27 Eylül 2025…İsmail Beşikci

Bugünü, belleğimin en keskin yerinde hâlâ bütün ayrıntılarıyla taşıyorum. Akşam saatleriydi. Dersim’deydim. İsmail Beşikçi’nin beyin kanaması geçirdiğini haber veren telefon, İBV Diyarbakır Temsilcisi Nezir Cibo’dan gelmişti. Sesindeki telaş, sözlerin önüne geçmişti. Haberi alır almaz vakit kaybetmeden hazırlıklara başladım. Ertesi sabahın ilk ışıklarıyla birlikte Diyarbakır’a doğru yola çıktım. Bir an önce İsmail Beşikci’nin yanına gitmek ve saat 11.00’de yapılacak basın açıklamasına yetişmem gerekiyordu.
Basın toplantısından önce, Dr. Gencettin ve CHP Diyarbakır Milletvekili Sezgin Tanrıkulu ile birlikte yoğun bakımda yatan İsmail Beşikçi’yi ziyaret ettik. Sessizlik, cihazların düzenli sesi ve yüzlerdeki derin kaygı, o anın ağırlığını daha da belirginleştiriyordu. Ardından Diyarbakır Büyükşehir Belediyesi Eş Başkanı Serra Bucak’ın, çeşitli sivil toplum temsilcilerinin ve tüm Kürdistani partilerin katılımıyla bir basın açıklaması yaptık. Beşikçi, sekiz gün boyunca yoğun bakımda kaldı. Ben ise, beyin kanamasını geçirdiği ilk günden itibaren yirmi iki gün boyunca onun yanından ayrılmadım.
Hastane odasında geçen o uzun saatler, zamanın olağan akışını askıya almış gibiydi. Bekleyişin ağır sessizliği, belirsizliğin insanın içine çöken ağırlığı ve hekimlerin yüz ifadelerinden anlam çıkarmaya çalıştığımız o anlar, zihnimde hâlâ bütün canlılığıyla duruyor. Bu süreçte, bir yandan İsmail Beşikçi Vakfı’nın yürütülmesi gereken sorumlulukları, diğer yandan İstanbul’daki ailevi yükümlülüklerim nedeniyle Diyarbakır’dan ayrılmak zorunda kaldım.

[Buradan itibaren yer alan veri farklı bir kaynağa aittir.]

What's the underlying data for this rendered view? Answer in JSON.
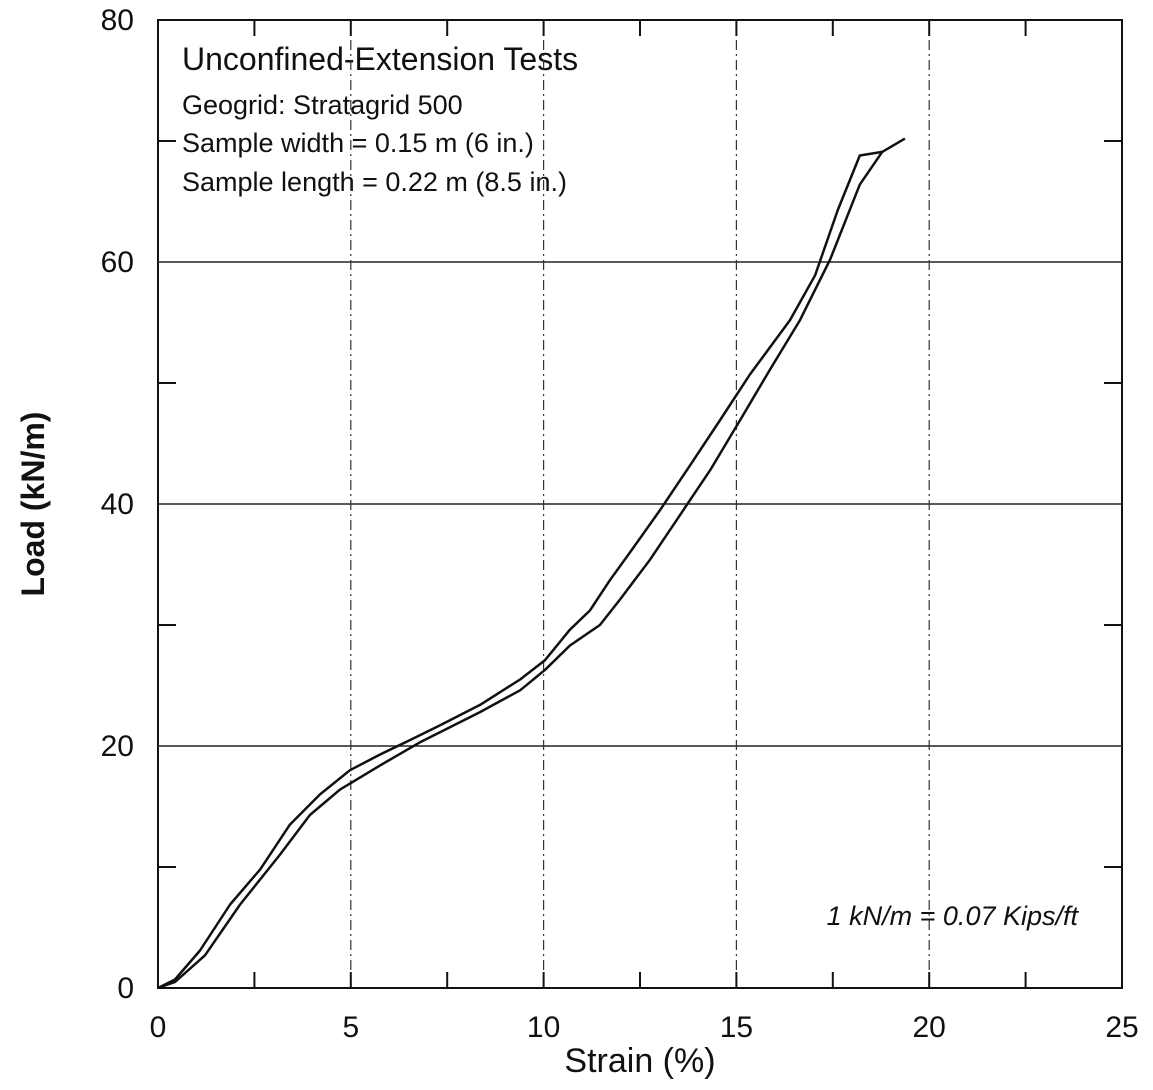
{
  "chart_data": {
    "type": "line",
    "title": "Unconfined-Extension Tests",
    "subtitle_lines": [
      "Geogrid: Stratagrid 500",
      "Sample width =  0.15 m (6 in.)",
      "Sample length = 0.22 m (8.5 in.)"
    ],
    "annotation": "1 kN/m = 0.07 Kips/ft",
    "x_label": "Strain (%)",
    "y_label": "Load (kN/m)",
    "xlim": [
      0,
      25
    ],
    "ylim": [
      0,
      80
    ],
    "xticks": [
      0,
      5,
      10,
      15,
      20,
      25
    ],
    "yticks": [
      0,
      20,
      40,
      60,
      80
    ],
    "xminorticks": [
      2.5,
      7.5,
      12.5,
      17.5,
      22.5
    ],
    "yminorticks": [
      10,
      30,
      50,
      70
    ],
    "grid": true,
    "series": [
      {
        "color": "#111111",
        "x": [
          0,
          0.44,
          1.09,
          1.87,
          2.65,
          3.42,
          4.2,
          4.98,
          5.76,
          6.54,
          7.31,
          8.35,
          9.39,
          10.04,
          10.68,
          11.2,
          11.72,
          12.24,
          13.02,
          13.8,
          14.57,
          15.35,
          16.39,
          17.04,
          17.63,
          18.2,
          18.78
        ],
        "values": [
          0,
          0.7,
          3.1,
          6.9,
          9.8,
          13.5,
          16.0,
          18.0,
          19.3,
          20.5,
          21.7,
          23.4,
          25.5,
          27.1,
          29.6,
          31.2,
          33.7,
          36.0,
          39.5,
          43.2,
          46.9,
          50.7,
          55.2,
          58.9,
          64.3,
          68.8,
          69.1
        ]
      },
      {
        "color": "#111111",
        "x": [
          0,
          0.44,
          1.22,
          2.13,
          3.16,
          3.94,
          4.72,
          5.76,
          6.79,
          8.35,
          9.39,
          10.04,
          10.68,
          11.46,
          11.98,
          12.76,
          13.54,
          14.32,
          15.09,
          15.87,
          16.65,
          17.43,
          18.2,
          18.78,
          19.37
        ],
        "values": [
          0,
          0.5,
          2.7,
          6.9,
          11.0,
          14.3,
          16.4,
          18.4,
          20.3,
          22.8,
          24.6,
          26.3,
          28.3,
          30.0,
          32.1,
          35.4,
          39.1,
          42.8,
          46.9,
          51.1,
          55.2,
          60.2,
          66.4,
          69.1,
          70.2
        ]
      }
    ]
  }
}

Ayrılmadan önce, sürecin sağlıklı biçimde ilerleyebilmesi için kapsamlı bir iş bölümü ve koordinasyon planı oluşturduk. İdari ve mali işlerin takibi İBV merkezine ve Diyarbakır temsilciliğine verildi. Sağlık sürecinin sorumluluğunu ise, yalnızca mesleki birikimiyle değil, insani duyarlılığı ve özverisiyle de öne çıkan değerli dostumuz Prof. Dr. Cenap Ekinci gönüllü olarak üstlendi.
İsmail Beşikçi’yi, Diyarbakır’daki İBV yönetiminde yer alan arkadaşlarımızın özellikle Nezir Cibo, Öztekin Çaça ve Necip Yeşil’in yakın ilgisine; Beşikçi’ye hizmeti sözle değil fiilen ortaya koyan, evini tahsis eden ve canı gönülden emek veren, Prof. Dr. Cenap Ekinci’ye ve onun koordinatörlüğünde görev yapan hekimler kuruluna güvenle emanet ederek, ben de bu ağır sorumluluğun bilinciyle İstanbul’a döndüm.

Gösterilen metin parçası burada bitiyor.